Considerando esses aspectos que nos reportam a um universo arcaico (no qual as
marcas corporais e suas significações já assumiam uma condição de elemento
caracterizador, adjetivador e designador), cabe salientar que a possibilidade de entendermos
o corpo como um texto gestual e visual com articulações com outros textos (como o verbal
e o oral) nos leva ao estabelecimento de laços com o contexto no qual esse encontra-se
inserido. As crenças, os usos, os costumes e os valores socioculturais são capazes de
determinar vários aspectos do ser social, especificando o tipo de atuação, função, deveres,
importância e, dentre outros aspectos, competência qualificadora que o sujeito possui para
atuar em seu meio. Nesse âmbito, o corpo é tanto veículo e suporte, quanto significação.
Ele participa de sua manifestação, é o sujeito ou objeto da ação, um dado circunstancial do
tempo e do espaço.
A ordem, as tarefas e as funções que garantem a estabilidade social nas sociedades
são apreendidas por meio de códigos visuais. Depois, são confirmadas por outras
linguagens.
O corpo, entendido como suporte, faz circular essas organizações e possibilita que
sejam constantemente evocadas de um modo sensível. Sobre a pele de cada indivíduo,
está inscrito um conjunto de textos que permitem o norteamento e a orientação que se
refere à posição individual do sujeito frente ao coletivo, do privado em relação ao público.
Esse conjunto textual tem, portanto, a função de reativar um clima de consenso social
através de um pacto coletivo, conforme também nos afirma C. Campelo: “A identidade
cultural do indivíduo (em termos semióticos, um sujeito) está inscrita no corpo e esta
identidade é visível, estampada às claras, através das informações que emanam deste
corpo.”
Corpo como suporte da magia e do sagrado
As mutilações tribais incluem botoques para os lábios, ornamentos do nariz e
brincos. Os brincos são populares em muitas sociedades humanas e representam
uma das poucas mutilações do corpo ainda usadas nas cidades ocidentais.

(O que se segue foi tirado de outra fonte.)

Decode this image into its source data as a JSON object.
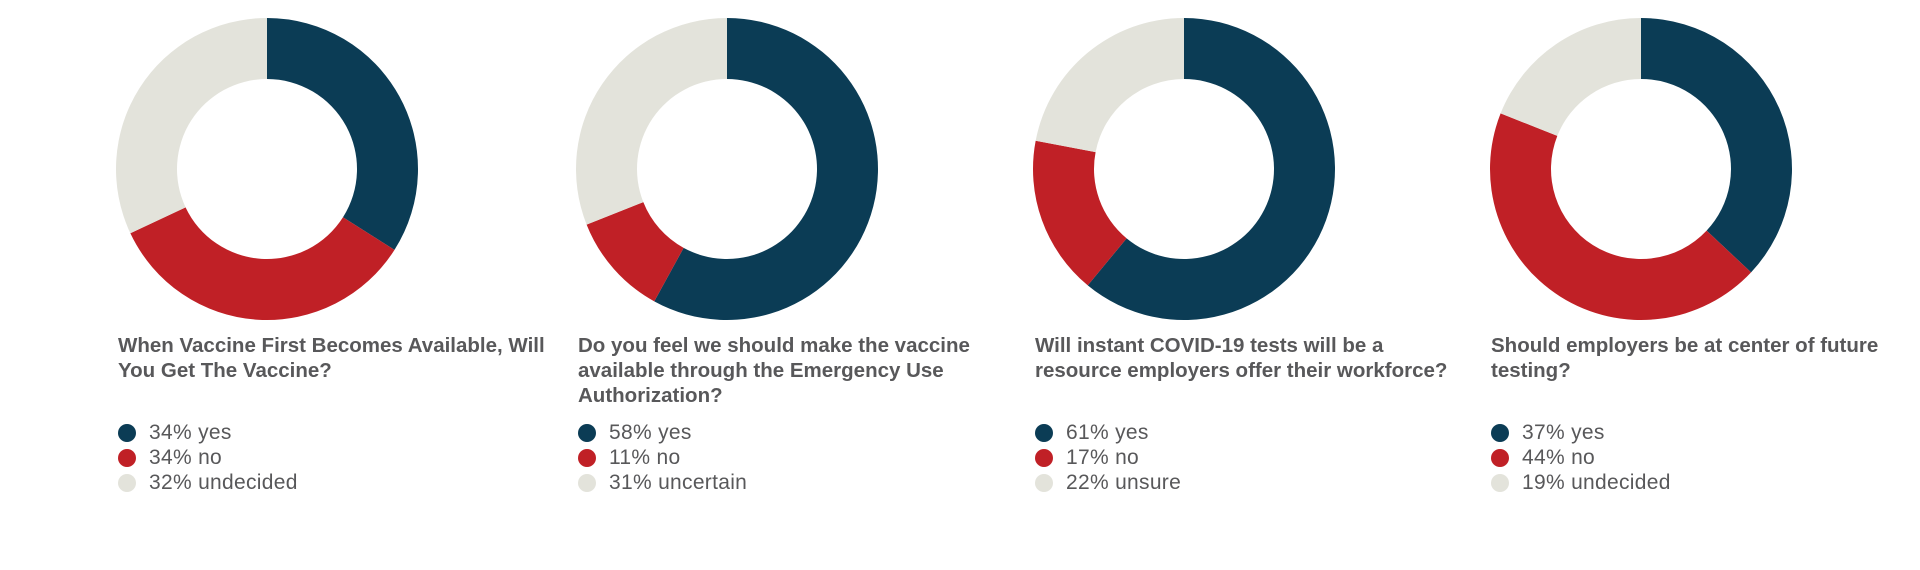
{
  "colors": {
    "yes": "#0b3c55",
    "no": "#c02026",
    "other": "#e3e3db",
    "text": "#58585a"
  },
  "chart_data": [
    {
      "type": "pie",
      "variant": "donut",
      "title": "When Vaccine First Becomes Available, Will You Get The Vaccine?",
      "slices": [
        {
          "label": "34% yes",
          "value": 34,
          "color": "#0b3c55"
        },
        {
          "label": "34% no",
          "value": 34,
          "color": "#c02026"
        },
        {
          "label": "32% undecided",
          "value": 32,
          "color": "#e3e3db"
        }
      ]
    },
    {
      "type": "pie",
      "variant": "donut",
      "title": "Do you feel we should make the vaccine available through the Emergency Use Authorization?",
      "slices": [
        {
          "label": "58% yes",
          "value": 58,
          "color": "#0b3c55"
        },
        {
          "label": "11% no",
          "value": 11,
          "color": "#c02026"
        },
        {
          "label": "31% uncertain",
          "value": 31,
          "color": "#e3e3db"
        }
      ]
    },
    {
      "type": "pie",
      "variant": "donut",
      "title": "Will instant COVID-19 tests will be a resource employers offer their workforce?",
      "slices": [
        {
          "label": "61% yes",
          "value": 61,
          "color": "#0b3c55"
        },
        {
          "label": "17% no",
          "value": 17,
          "color": "#c02026"
        },
        {
          "label": "22% unsure",
          "value": 22,
          "color": "#e3e3db"
        }
      ]
    },
    {
      "type": "pie",
      "variant": "donut",
      "title": "Should employers be at center of future testing?",
      "slices": [
        {
          "label": "37% yes",
          "value": 37,
          "color": "#0b3c55"
        },
        {
          "label": "44% no",
          "value": 44,
          "color": "#c02026"
        },
        {
          "label": "19% undecided",
          "value": 19,
          "color": "#e3e3db"
        }
      ]
    }
  ]
}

A decoração, particularmente a adotada próxima aos orifícios do corpo, procurava
afastar as influências negativas, servindo então como amuleto. Decorava-se, as orelhas, a
boca, o nariz etc. com amuletos, objetos mágicos com função defensiva. No Egito, por
exemplo, usavam-se anéis e colares para prevenir a morte prematura. Os egípcios
acreditavam que a vida escapasse pelas mãos ou pela cabeça; portanto, usavam esses
adornos com poderes mágicos.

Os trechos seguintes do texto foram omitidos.